Si la hausse des prix du carburant n’est pas un problème pour tous ces français qui roulent en 4×4 ou grosses berlines, dont les revenus mensuels sont supérieurs à 2500,3000…4000 €/mois (*) pour les français des classes populaires qui gagnent 1184,93 € (c’est-à-dire le Smic), 1300,1500 €/mois c’est tout à fait différent.

Tu écris: je suis ravi de payer mon plein d’essence 80 € aujourd’hui, et peut être 100 € demain.

10 €, 20 € de plus sur ton plein aujourd’hui ou demain ne t’empêcheront pas a priori de mettre à manger sur la table pour toi et tes enfants, de leur offrir une bonne éducation, des loisirs et des vacances.

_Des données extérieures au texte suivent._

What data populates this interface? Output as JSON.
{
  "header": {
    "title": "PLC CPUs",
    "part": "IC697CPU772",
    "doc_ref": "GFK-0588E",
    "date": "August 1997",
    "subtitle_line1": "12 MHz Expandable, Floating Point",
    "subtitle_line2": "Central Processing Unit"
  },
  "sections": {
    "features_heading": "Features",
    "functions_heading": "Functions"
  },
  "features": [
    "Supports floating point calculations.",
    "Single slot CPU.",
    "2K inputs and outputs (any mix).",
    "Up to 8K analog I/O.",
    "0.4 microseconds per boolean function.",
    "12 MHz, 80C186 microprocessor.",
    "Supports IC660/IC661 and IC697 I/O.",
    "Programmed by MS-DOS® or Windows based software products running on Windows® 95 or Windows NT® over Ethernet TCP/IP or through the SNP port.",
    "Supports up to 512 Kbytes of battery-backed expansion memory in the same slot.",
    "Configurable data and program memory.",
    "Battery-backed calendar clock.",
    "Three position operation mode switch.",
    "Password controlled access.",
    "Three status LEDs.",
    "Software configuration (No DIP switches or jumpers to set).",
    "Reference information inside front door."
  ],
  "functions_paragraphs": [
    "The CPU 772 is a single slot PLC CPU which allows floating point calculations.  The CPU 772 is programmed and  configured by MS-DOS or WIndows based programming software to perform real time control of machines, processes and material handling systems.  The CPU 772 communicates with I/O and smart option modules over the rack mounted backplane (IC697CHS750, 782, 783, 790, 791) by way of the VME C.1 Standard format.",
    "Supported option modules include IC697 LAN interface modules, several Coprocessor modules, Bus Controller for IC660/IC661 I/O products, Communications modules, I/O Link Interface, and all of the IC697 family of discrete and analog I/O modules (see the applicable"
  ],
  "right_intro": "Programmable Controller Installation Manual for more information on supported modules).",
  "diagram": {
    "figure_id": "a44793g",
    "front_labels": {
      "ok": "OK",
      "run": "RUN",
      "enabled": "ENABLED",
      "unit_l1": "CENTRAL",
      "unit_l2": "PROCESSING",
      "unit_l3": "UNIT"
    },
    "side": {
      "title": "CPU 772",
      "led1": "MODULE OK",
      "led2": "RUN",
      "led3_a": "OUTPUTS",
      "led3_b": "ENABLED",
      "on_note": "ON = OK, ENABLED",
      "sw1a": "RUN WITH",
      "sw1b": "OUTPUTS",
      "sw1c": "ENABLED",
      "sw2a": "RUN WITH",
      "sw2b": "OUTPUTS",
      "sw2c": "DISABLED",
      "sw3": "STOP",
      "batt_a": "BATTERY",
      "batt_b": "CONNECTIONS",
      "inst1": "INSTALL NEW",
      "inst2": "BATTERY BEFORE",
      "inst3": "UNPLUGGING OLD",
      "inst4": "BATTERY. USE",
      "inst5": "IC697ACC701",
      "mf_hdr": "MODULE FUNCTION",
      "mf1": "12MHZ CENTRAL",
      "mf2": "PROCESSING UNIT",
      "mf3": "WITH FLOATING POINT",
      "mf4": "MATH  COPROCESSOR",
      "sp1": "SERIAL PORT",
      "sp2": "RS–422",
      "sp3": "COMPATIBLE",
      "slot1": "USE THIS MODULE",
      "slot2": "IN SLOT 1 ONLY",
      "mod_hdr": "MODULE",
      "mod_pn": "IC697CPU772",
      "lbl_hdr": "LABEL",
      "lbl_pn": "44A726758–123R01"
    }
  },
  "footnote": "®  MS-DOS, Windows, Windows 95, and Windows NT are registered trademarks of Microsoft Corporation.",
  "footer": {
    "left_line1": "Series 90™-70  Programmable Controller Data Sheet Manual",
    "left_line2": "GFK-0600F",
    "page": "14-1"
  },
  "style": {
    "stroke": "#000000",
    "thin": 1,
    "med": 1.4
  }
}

Quand tu as des revenus modestes, voire très modestes, 20 € sur un plein ça change beaucoup de choses, ça a un impact direct sur les actes les plus élémentaires de la vie quotidienne. Pour ceux qui peuvent encore offrir des vacances à leurs enfants ça peut justement vouloir dire la fin de ces vacances annuelles (*) parce qu’il sera plus important de mettre à manger sur la table que de partir au camping en juillet.

Je n’ai pas envie de faire pleurer dans les chaumières, mais j’en ai un peu assez de constater qu’une partie de cette France qui se porte bien, qui n’a pas de problème de fin de mois est totalement ignorante du quotidien des plus modestes, alors je vais te raconter à quoi ça ressemble la pauvreté.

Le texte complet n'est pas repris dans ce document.